Other right-wing media quickly condemned O'Keefe's "disgusting," "ugly," "very creepy" "stunt." Breitbart himself eventually demanded an "explanation" from O'Keefe, before giving O'Keefe space on his website to declare victory in the fiasco and claim that the incident proved that it's CNN, not himself, that "can't be trusted."
O'Keefe's bizarre and sometimes illegal actions would not, of course, prevent Breitbart from allowing his Big websites to be used to push O'Keefe's future videos. But that's no surprise: Breitbart himself had already posted the most misleading smear video of them all.
In July, the NAACP released a resolution calling on Tea Party activists to repudiate the movement's racist elements. In retaliation, Breitbart posted a 2 minute and 36 second clip that he claimed showed Agriculture Department official Shirley Sherrod telling a "racist tale" to an NAACP audience about her supposed past discrimination against a white farmer.
Breitbart's report rocketed through the conservative blogosphere and Fox News and triggered the Agriculture Department's demand that Sherrod resign.
But when Sherrod and the farmer she had supposedly discriminated against came forward to tell their stories and the NAACP released the full video of Sherrod's comments, it became clear that the clip Breitbart posted had been ripped from context, and the smear completely dissolved.
In the days that followed, the magnitude of Breitbart's complete lack of journalistic ethics became clear.

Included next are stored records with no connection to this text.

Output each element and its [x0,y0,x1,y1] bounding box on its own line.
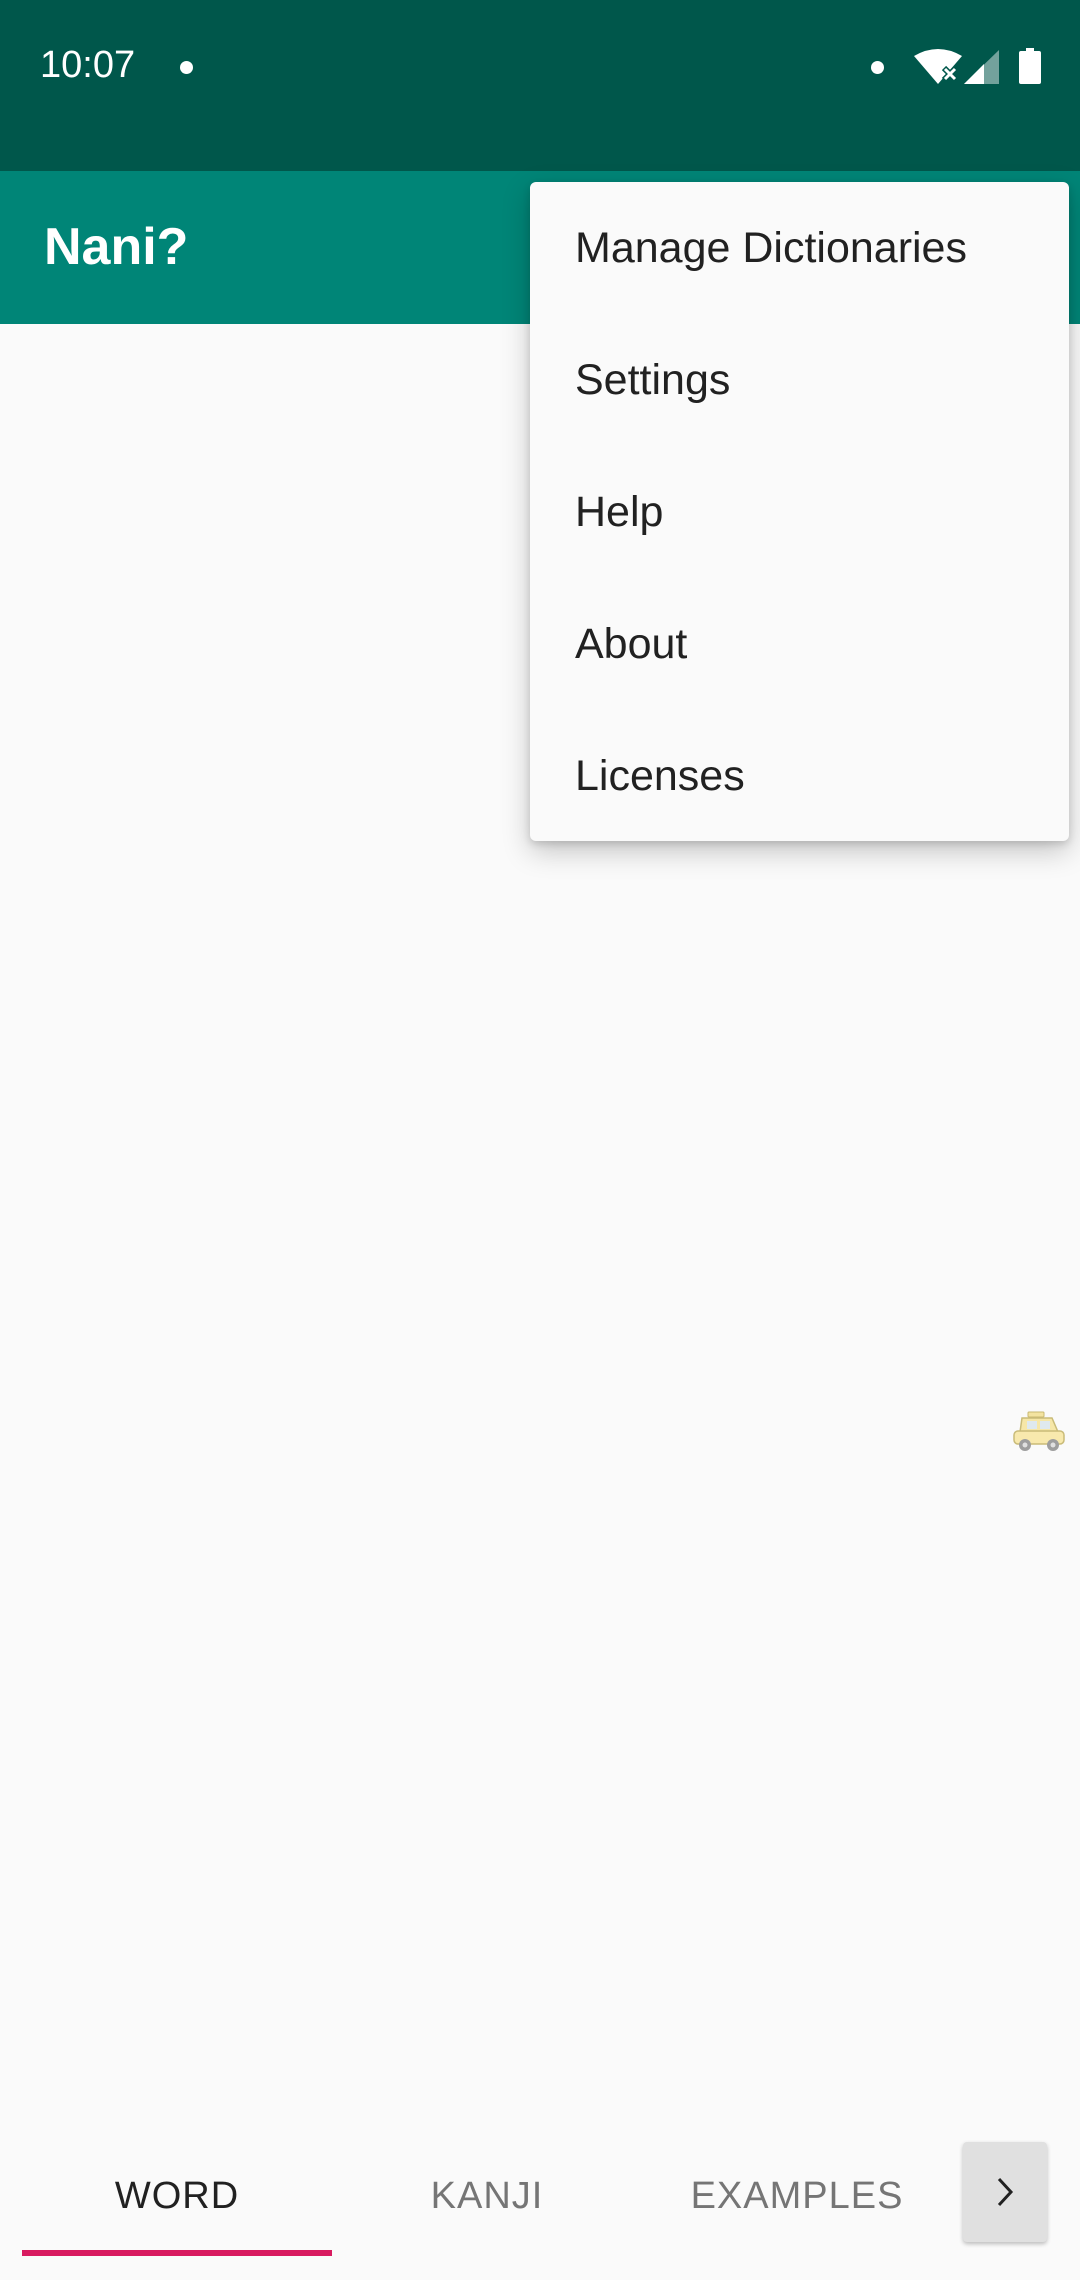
menu-item-help[interactable]: Help [530,446,1069,578]
screen: 10:07 Nani? WORD KANJI EXAMPLES Manage D… [0,0,1080,2280]
tab-word[interactable]: WORD [22,2136,332,2256]
battery-icon [1019,48,1041,84]
wifi-icon [914,49,962,84]
chevron-right-icon [997,2177,1014,2207]
menu-item-licenses[interactable]: Licenses [530,710,1069,842]
tab-kanji[interactable]: KANJI [332,2136,642,2256]
notification-dot-icon [180,61,193,74]
tab-scroll-button[interactable] [963,2142,1047,2242]
menu-item-about[interactable]: About [530,578,1069,710]
status-time: 10:07 [40,44,136,86]
cell-signal-icon [964,50,999,84]
status-bar: 10:07 [0,0,1080,171]
menu-item-settings[interactable]: Settings [530,314,1069,446]
notification-dot-icon [871,61,884,74]
tab-indicator [22,2250,332,2256]
tab-bar: WORD KANJI EXAMPLES [0,2136,1080,2280]
overflow-menu: Manage Dictionaries Settings Help About … [530,182,1069,841]
menu-item-manage-dictionaries[interactable]: Manage Dictionaries [530,182,1069,314]
tab-examples[interactable]: EXAMPLES [642,2136,952,2256]
taxi-car-icon [1013,1411,1065,1451]
app-title: Nani? [44,218,189,276]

He claimed he had received the Sherrod clip from an anonymous source and posted it without ever seeing the full video or attempting to contact Sherrod, later explaining that he "had to get it up when the media would pay attention to it." He acknowledged that his clip had taken her out of context, but denied he had done anything worthy of an apology.

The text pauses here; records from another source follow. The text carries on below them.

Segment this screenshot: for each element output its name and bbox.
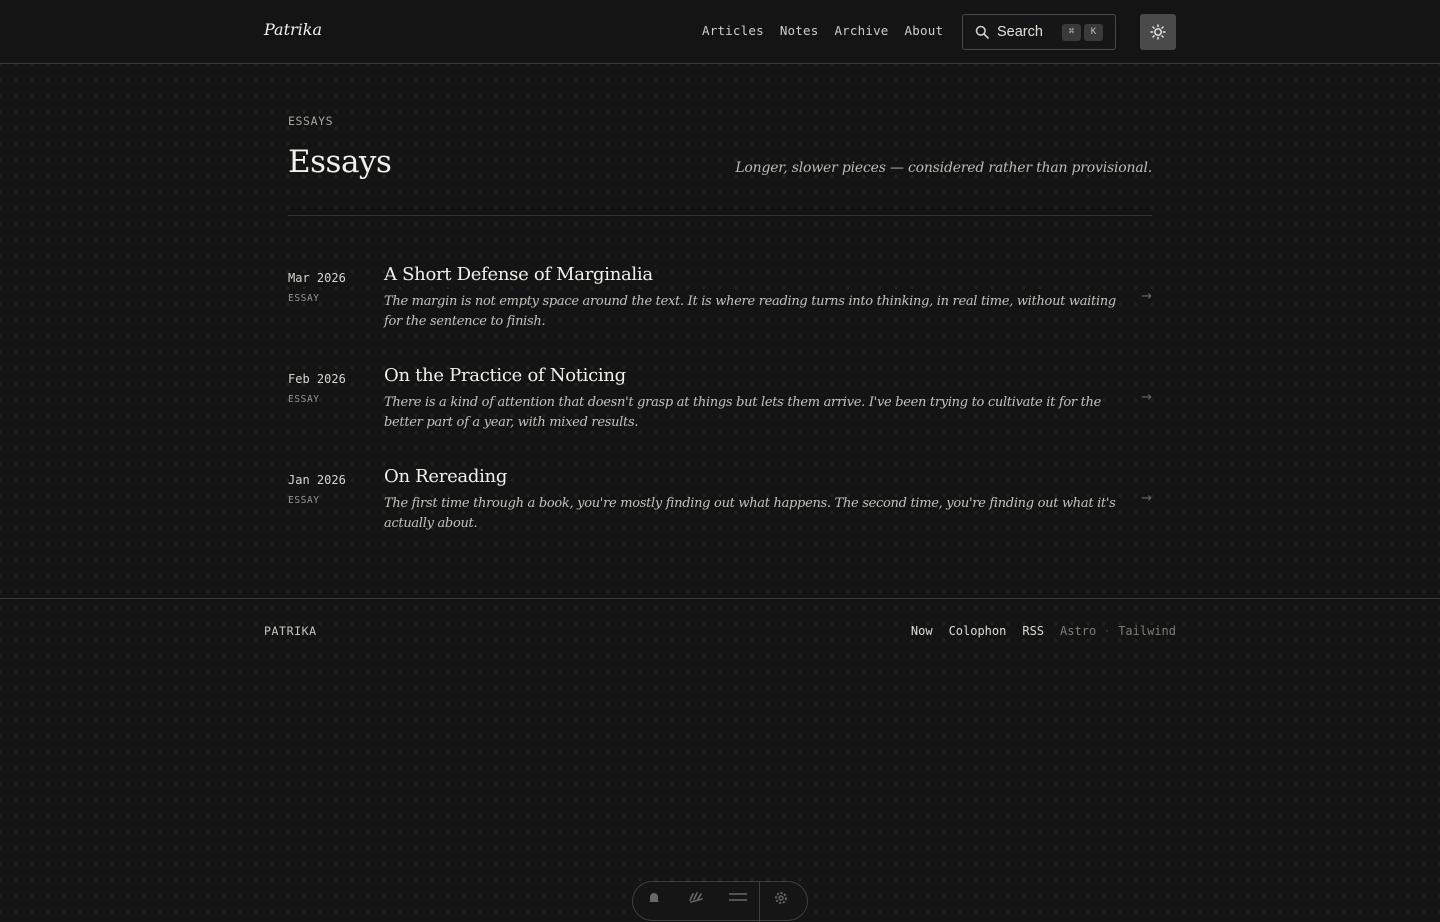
entry-type: ESSAY xyxy=(288,293,320,304)
footer-meta-tailwind: Tailwind xyxy=(1118,624,1176,638)
floating-toolbar xyxy=(632,881,808,922)
essay-entry[interactable]: Feb 2026 ESSAY On the Practice of Notici… xyxy=(288,363,1152,464)
nav-about[interactable]: About xyxy=(905,23,944,38)
search-button[interactable]: Search ⌘ K xyxy=(962,14,1116,50)
footer-link-now[interactable]: Now xyxy=(911,624,933,638)
footer-link-colophon[interactable]: Colophon xyxy=(949,624,1007,638)
footer-meta-astro: Astro xyxy=(1060,624,1097,638)
nav-notes[interactable]: Notes xyxy=(780,23,819,38)
footer-links: Now Colophon RSS Astro · Tailwind xyxy=(911,624,1176,638)
search-icon xyxy=(975,25,989,39)
page-title: Essays xyxy=(288,144,392,180)
main-nav: Articles Notes Archive About xyxy=(702,23,943,38)
nav-articles[interactable]: Articles xyxy=(702,23,764,38)
entry-type: ESSAY xyxy=(288,394,320,405)
sun-icon xyxy=(1150,24,1166,40)
essay-entry[interactable]: Jan 2026 ESSAY On Rereading The first ti… xyxy=(288,464,1152,565)
dock-hand-button[interactable] xyxy=(675,890,717,912)
page-tagline: Longer, slower pieces — considered rathe… xyxy=(735,160,1152,176)
theme-toggle-button[interactable] xyxy=(1140,14,1176,50)
site-header: Patrika Articles Notes Archive About Sea… xyxy=(0,0,1440,64)
entry-type: ESSAY xyxy=(288,495,320,506)
command-key: ⌘ xyxy=(1062,23,1081,41)
search-shortcut: ⌘ K xyxy=(1062,23,1103,41)
footer-meta-separator: · xyxy=(1104,625,1111,637)
arrow-right-icon: → xyxy=(1141,390,1152,405)
site-brand[interactable]: Patrika xyxy=(264,20,322,39)
gear-icon xyxy=(775,892,787,904)
dock-bell-button[interactable] xyxy=(633,890,675,912)
arrow-right-icon: → xyxy=(1141,491,1152,506)
footer-meta: Astro · Tailwind xyxy=(1060,624,1176,638)
arrow-right-icon: → xyxy=(1141,289,1152,304)
entry-date: Feb 2026 xyxy=(288,372,346,386)
dock-menu-button[interactable] xyxy=(717,890,759,912)
footer-link-rss[interactable]: RSS xyxy=(1022,624,1044,638)
k-key: K xyxy=(1084,23,1103,41)
entry-title: On the Practice of Noticing xyxy=(384,365,626,386)
bell-icon xyxy=(649,893,659,902)
hand-icon xyxy=(689,892,703,903)
nav-archive[interactable]: Archive xyxy=(834,23,888,38)
menu-icon xyxy=(729,893,747,901)
entry-date: Mar 2026 xyxy=(288,271,346,285)
search-label: Search xyxy=(997,24,1043,40)
essay-list: Mar 2026 ESSAY A Short Defense of Margin… xyxy=(288,262,1152,565)
entry-title: On Rereading xyxy=(384,466,508,487)
essay-entry[interactable]: Mar 2026 ESSAY A Short Defense of Margin… xyxy=(288,262,1152,363)
footer-brand: PATRIKA xyxy=(264,624,317,638)
entry-title: A Short Defense of Marginalia xyxy=(384,264,653,285)
entry-excerpt: There is a kind of attention that doesn'… xyxy=(384,395,1102,430)
entry-excerpt: The first time through a book, you're mo… xyxy=(384,496,1116,531)
footer-divider xyxy=(0,598,1440,599)
page-eyebrow: ESSAYS xyxy=(288,114,334,128)
dock-settings-button[interactable] xyxy=(760,890,802,912)
section-divider xyxy=(288,215,1152,216)
entry-date: Jan 2026 xyxy=(288,473,346,487)
entry-excerpt: The margin is not empty space around the… xyxy=(384,294,1116,329)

With his concocted smear on the rocks, Breitbart began hurling a variety of bizarre (and false) accusations in hopes of preserving his credibility -- all while alternating between declaring himself "sympathetic" to Sherrod's "plight" after the media supposedly "made it about her," and continuing to suggest that Sherrod is a racist.
The scandal took on a new light after Dr. Kevin Pezzi was invited by Breitbart to repost two pieces accusing Sherrod of racism on BigGovernment.com. After we exposed Pezzi as a racist who claims to be responsible for "over 850 inventions" and schemes such as a "magic bullet" for cancer, a "robotic chef," and sexual inventions like "penile enlargement techniques" and "ways to tighten the vagina," Breitbart pulled Pezzi's posts from his site and apologized.
Unimpressed with his wild claims, media of all stripes condemned Breitbart as untrustworthy and his actions as "a classic example of what is wrong with our national discourse."
But three months later, ABC News forgot for a time what Politico's Ben Smith called Breitbart's "growing credibility problem." Breitbart's website reported -- and Media Matters confirmed -- that Breitbart would be providing analysis for the network during its election night coverage.
Amid widespread criticism, including from its own newsroom, ABC News announced that Breitbart would "not be a part of the ABC News broadcast coverage," but rather would be "participating in an online-only discussion and debate" for ABCNews.com. After many recriminations, with Breitbart saying he had been promised broadcast time and ABC responding that he had "exaggerated the role he would play," ABC pulled the plug, releasing a letter dropping him from its coverage of the 2010 elections.
From top of the world to too toxic for network television -- Breitbart has come a long way in a year. But while he's lost credibility with virtually everyone else, he's still a welcome member of the conservative media elite, meaning that it's only a matter of time before they parrot his latest smear.